在世界遗产委员会的要求之下,一家名为顺化古迹保护中心(Hue Monuments Conservation Center)的政府机构正在起草一项计划,旨在更好地保护古迹。中心主任潘清海(Phan Thanh Hai)说,由于曾经生活着“许许多多的能工巧匠,著名诗人和知识分子”,顺化也许是越南“最有历史底蕴的城市”。
But he acknowledged that Hue’s monuments had suffered from “inappropriate management” around the historic sites, as well as “impacts from natural disaster, and from harmful insects, microorganisms as well as fungi on wooden components.”
但他也承认,顺化历史遗迹周边的古迹遭受了“不恰当的管理”,此外还有“来自自然灾害、有害昆虫、微生物以及木构件上的真菌的不利影响”。
Professor Logan has suggested that Vietnam try to nominate Hue for Unesco designation as a Cultural Landscape that would make a whole stretch of the city a protected site. Ideally, he said, the area would include a green wedge of land running southwest from the Citadel as well as the Perfume and the mausoleums in the south.
洛根教授曾建议越南向联合国教科文组织提名顺化为文化景观(Cultural Landscape),这将使受保护的范围延伸至整个城市。在理想的情况下,他说,受保护的地区将会包括一块西南走向的绿色楔形区域,从皇城开始,沿着香江达到位于南部的陵墓群。
“It’s the river that binds all the serial sites together,” he said. “Bodies were taken up and down the river to be buried.”

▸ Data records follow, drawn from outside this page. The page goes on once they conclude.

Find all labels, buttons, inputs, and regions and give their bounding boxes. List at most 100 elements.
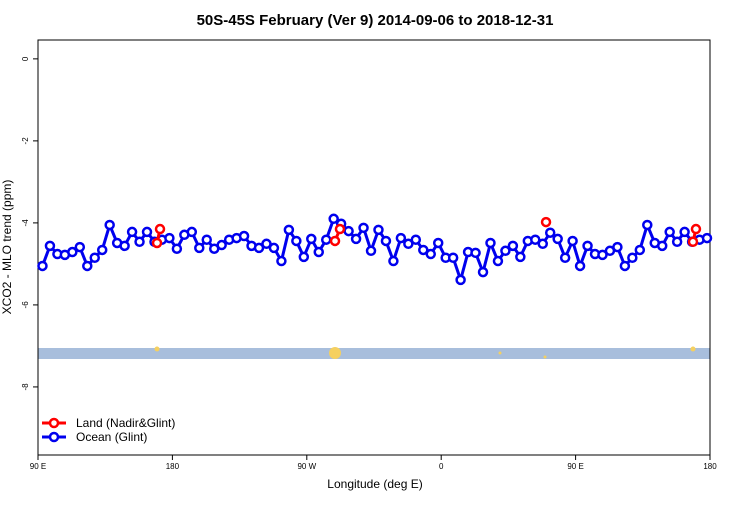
data-point <box>276 255 287 267</box>
data-point <box>612 241 623 253</box>
data-point <box>201 234 212 245</box>
x-tick-label: 90 E <box>30 462 46 471</box>
data-point <box>291 235 302 247</box>
data-point <box>642 219 653 231</box>
data-point <box>238 230 250 242</box>
data-point <box>328 213 339 225</box>
data-point <box>388 255 399 267</box>
data-point <box>365 245 377 257</box>
data-point <box>67 246 78 258</box>
data-point <box>477 266 489 278</box>
data-point <box>470 247 481 259</box>
data-point <box>261 238 272 250</box>
data-point <box>216 239 227 251</box>
data-point <box>515 251 526 263</box>
data-point <box>334 223 346 235</box>
y-tick-label: -6 <box>21 301 30 309</box>
data-point <box>141 226 153 238</box>
x-axis-label: Longitude (deg E) <box>327 477 422 491</box>
data-point <box>96 244 108 256</box>
data-point <box>455 274 466 286</box>
data-point <box>634 244 646 256</box>
data-point <box>559 252 571 264</box>
data-point <box>679 226 690 238</box>
data-point <box>343 225 354 237</box>
data-point <box>447 252 459 264</box>
data-point <box>410 234 422 245</box>
data-point <box>537 238 548 250</box>
data-point <box>403 238 414 250</box>
data-point <box>253 242 265 254</box>
y-tick-label: -8 <box>21 383 30 391</box>
chart-title: 50S-45S February (Ver 9) 2014-09-06 to 2… <box>197 12 554 29</box>
data-point <box>507 240 519 252</box>
data-point <box>194 242 205 254</box>
data-point <box>687 236 699 248</box>
x-tick-label: 180 <box>166 462 180 471</box>
data-point <box>358 222 369 234</box>
data-point <box>329 235 341 247</box>
data-point <box>154 223 166 235</box>
data-point <box>186 226 198 238</box>
data-point <box>432 237 444 249</box>
data-point <box>540 216 552 228</box>
y-tick-label: -4 <box>21 219 30 227</box>
y-axis-label: XCO2 - MLO trend (ppm) <box>0 180 14 315</box>
data-point <box>313 246 324 258</box>
legend-label: Land (Nadir&Glint) <box>76 416 175 430</box>
data-point <box>134 236 145 248</box>
coverage-spot <box>498 351 502 355</box>
data-point <box>164 232 175 244</box>
data-point <box>268 242 280 254</box>
x-tick-label: 90 W <box>297 462 316 471</box>
coverage-spot <box>543 355 547 359</box>
data-point <box>418 244 429 256</box>
data-point <box>283 224 295 236</box>
data-point <box>664 226 675 238</box>
data-point <box>320 234 332 245</box>
x-tick-label: 0 <box>439 462 444 471</box>
data-point <box>373 224 384 236</box>
x-tick-label: 180 <box>703 462 717 471</box>
plot-frame <box>37 39 711 456</box>
data-point <box>298 251 310 263</box>
data-point <box>485 237 496 249</box>
data-point <box>89 252 100 264</box>
data-point <box>690 223 702 235</box>
x-tick-label: 90 E <box>567 462 583 471</box>
data-point <box>306 233 317 245</box>
coverage-spot <box>329 347 341 359</box>
data-point <box>44 240 56 252</box>
data-point <box>492 255 504 267</box>
data-point <box>74 241 86 253</box>
data-point <box>544 227 556 238</box>
data-point <box>82 260 93 272</box>
data-point <box>37 260 48 272</box>
data-point <box>552 233 563 245</box>
data-point <box>425 248 436 260</box>
data-point <box>395 232 407 244</box>
coverage-spot <box>154 346 160 352</box>
data-point <box>627 252 638 264</box>
data-point <box>119 240 130 252</box>
coverage-spots <box>154 346 696 359</box>
data-point <box>671 236 683 248</box>
data-point <box>380 235 392 247</box>
data-point <box>574 260 586 272</box>
data-point <box>530 234 541 245</box>
data-point <box>597 249 608 261</box>
data-point <box>350 233 362 245</box>
legend-label: Ocean (Glint) <box>76 430 147 444</box>
data-point <box>171 243 183 254</box>
data-point <box>656 240 668 252</box>
coverage-spot <box>690 346 696 352</box>
y-tick-label: -2 <box>21 137 30 145</box>
legend-marker <box>48 417 60 429</box>
data-point <box>619 260 631 272</box>
legend-marker <box>48 431 60 443</box>
data-point <box>151 237 163 249</box>
data-point <box>126 226 138 238</box>
data-point <box>567 235 578 247</box>
y-tick-label: 0 <box>21 56 30 61</box>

“河流将这一系列古迹联系在了一起,”他说,“皇帝的遗体葬在河的沿岸各处。”
Traditionally, an emperor who died would lie in state at the Citadel, and then would be carried by boat to a tomb that he would have had built during his lifetime. Some emperors even spent leisure time at the tombs they built, drinking wine and composing poetry. That was the case with Tu Duc, the fourth Nguyen emperor, whose tomb has a small lake with a wooden pavilion.
传统上,逝世的皇帝将会先安置在皇城中供人瞻仰,然后用船运送至花费其一生时间所建造的陵墓。有的皇帝甚至会在为自己建造的陵园里度过其闲暇时间,在那里饮酒作诗。阮朝第四位皇帝嗣德就是这样,他的陵园里有一个小湖和一座木亭。
Officials allowed a two-lane highway to be built toward Tu Duc’s tomb years ago, but construction was halted before it reached the mausoleum. The tomb remains intact, with a symbol made of glazed blue tiles on one wall that means “long life.”
几年前官方批准了一条通往嗣德陵的双车道高速公路,但是路还没修到陵墓就停工了。陵园保存完好,其中一面墙上有用蓝色瓷砖拼成的符号,寓意“长寿”。